Matrix-Vector multiplication complex/real

The functions executed for A*y are different for A either real or complex.The first code uses BLAS gemv! (checked via @code_native)

A = rand(ComplexF64, n,  n)
y = rand(Float64, n)
c = Vector{Complex64}(undef, n)

mul!(c,A,y)

n=20000
julia>     @btime mul!($c, $A, $y)
  254.250 ms (0 allocations: 0 bytes)

while

A = rand(Float64, n,  n)
y = rand(ComplexF64, n)
c = Vector{Complex64}(undef, n)

mul!(c,A,y)

n=20000
julia> @btime mul!($c, $A, $y)
  271.984 ms (0 allocations: 0 bytes)

julia> BLAS.set_num_threads(1)

julia> @btime mul!($c, $A, $y)
  276.834 ms (0 allocations: 0 bytes)

uses generic_matvecmul!. The performance for n=20000 and 4 threads, is still similar.

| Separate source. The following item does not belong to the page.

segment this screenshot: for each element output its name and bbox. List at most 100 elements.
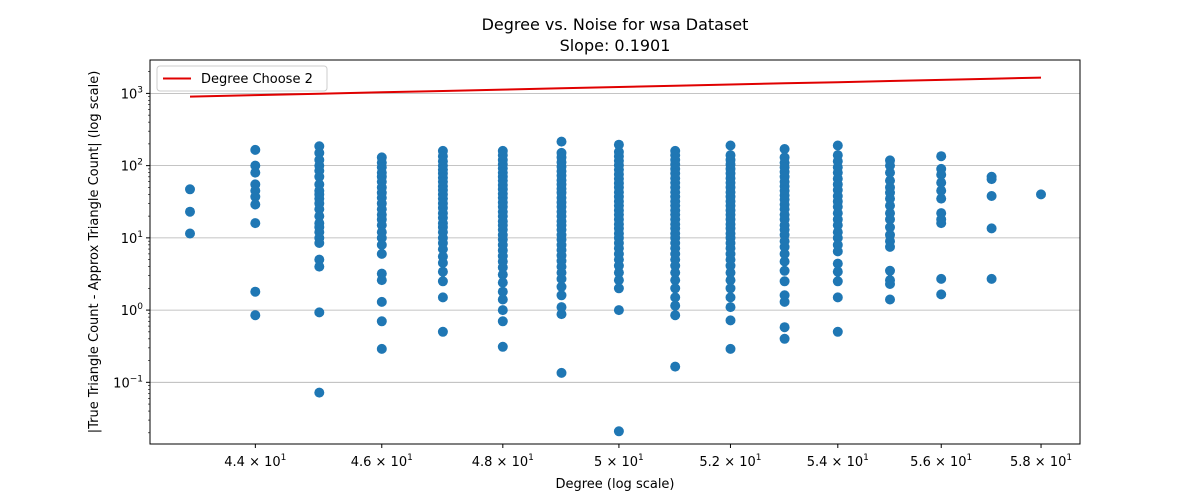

But BLAS is multithreaded, while generic_matvecmul! isnt. I can not check how both cases scale for larger n and more threads right now.

I am interested in the latter case and wonder why it is not using BLAS and is not multithreaded? I thought generic_ functions are fallbacks in Julia and one should look for specialized functions when one is interested in performance.

Could someone give some insights in this?